Some practical ways to redirect the behavior:

  • Create a dig outlet. A dig pit in the yard or a dig box filled with towels and hidden treats gives your dog a sanctioned place to scratch.
  • Increase enrichment. Puzzle feeders, sniff walks, and training sessions burn mental energy that might otherwise fuel destructive pawing.
  • Block access and redirect. If your dog targets a specific carpet or room, limit access to that area while providing an alternative activity. Calling their name from a distance and offering a treat or toy can interrupt the pattern without creating conflict.
  • Keep nails trimmed. Short nails reduce the damage if scratching does happen and can make the behavior less self-reinforcing on hard surfaces.

Normal Behavior vs. Compulsive Pawing

The line between normal and concerning is about frequency, context, and whether the behavior interferes with your dog’s daily life. A dog that scratches the ground after eliminating, or paws at a bed before napping, is doing what dogs do. A dog that scratches the same spot for minutes at a time, does it with little or no obvious trigger, or creates sores on its paws has crossed into different territory.

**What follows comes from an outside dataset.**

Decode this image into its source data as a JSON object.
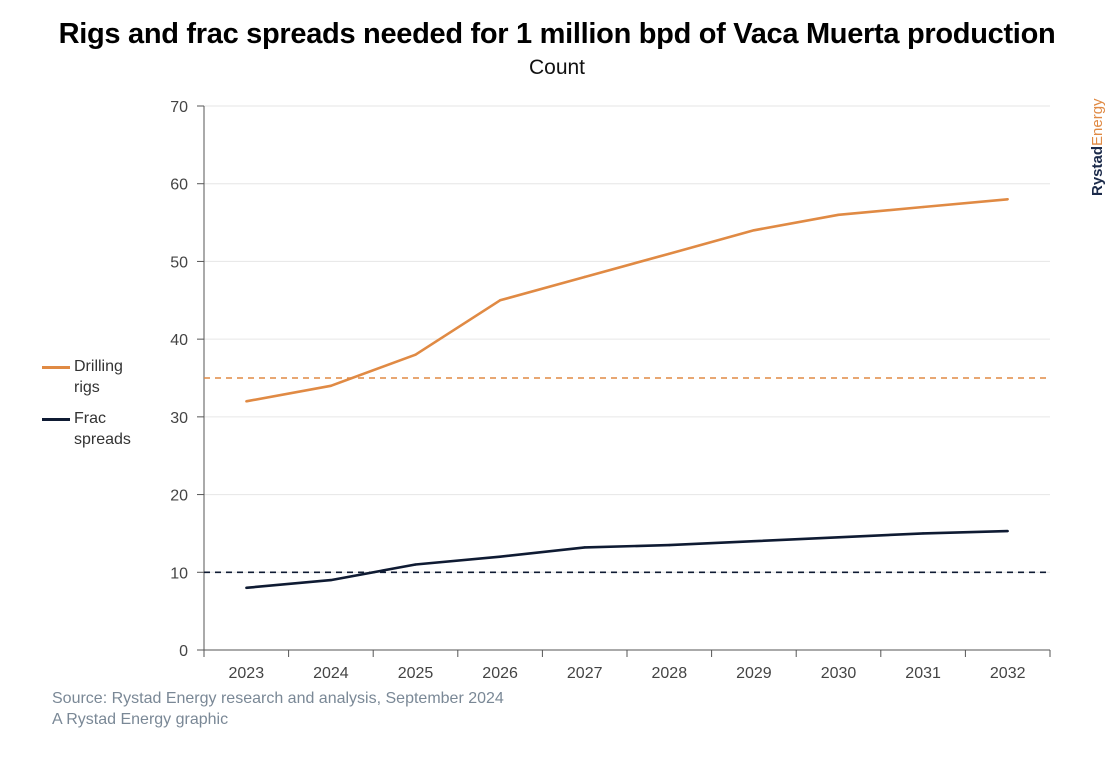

Compulsive behaviors in dogs often start as normal displacement behaviors, things the dog does when mildly stressed or conflicted. Over time, if the underlying stress isn’t addressed, the behavior can escalate until it fires off with minimal provocation and becomes difficult to interrupt. Pain, neurological conditions, and skin disorders can also produce repetitive scratching that mimics a behavioral issue, so the first step is always ruling out a physical cause before assuming the problem is psychological.